The contents are good, but the online autograding system really need to be improved.

By Maha Y

Jan 14, 2019

Need to show the slides for longer in the videos. But good learning experience.

By George M J

Nov 15, 2018

Good content.

Had to spend way too much time fighting the auto-grader.

By Muhammad H R

Feb 13, 2018

This course was just too theoretical. There were just too many lectures on the English language and nothing really practical. I learned nothing that I can actually use. There were hardly any useful text mining techniques that I learned.

By Jim S

Aug 25, 2017

Course content was informative and would benefit greatly from more depth. Some of the automated grading solutions are lacking/buggy. Excellent forum participation was key to success.

By Yahia K

Mar 24, 2018

It is an interesting course. The difficulty level is a bit high if you have never worked with text data before. The later assignments are not structured very well and in some cases the auto-grader has issues that cause correct answers to be marked incorrect.

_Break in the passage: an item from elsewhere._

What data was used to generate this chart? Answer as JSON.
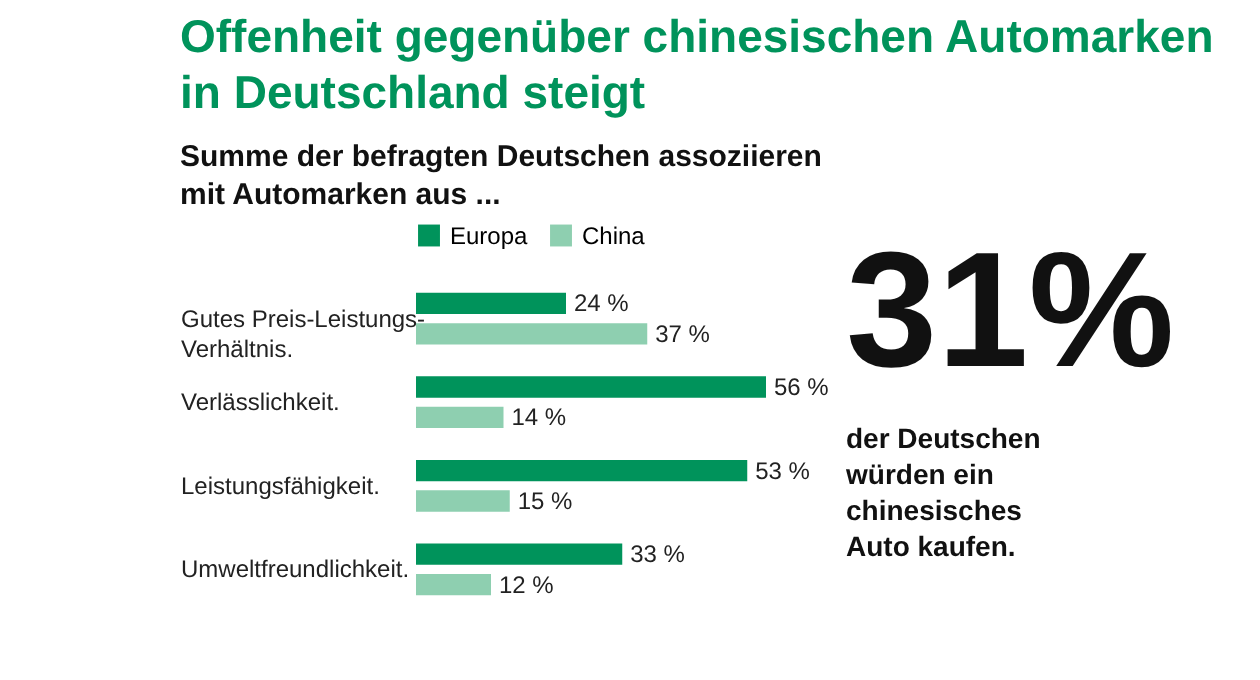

Overall, I got some use out of it.

By Tsz W K

Oct 22, 2017

Less organised to the previous three courses. However, it still introduces useful techniques.

By 陆徐超

Dec 30, 2017

Good contents, but not very clearly explained.

By James S

Feb 02, 2018

Some good stuff here, but really drops in quality toward the end and became a real slog to finish. Shame, since the rest of the specialization has been outstanding.

By Thomas P

Aug 28, 2017

Good course content, but no in-depth discussion of topics. Assignments are also very buggy.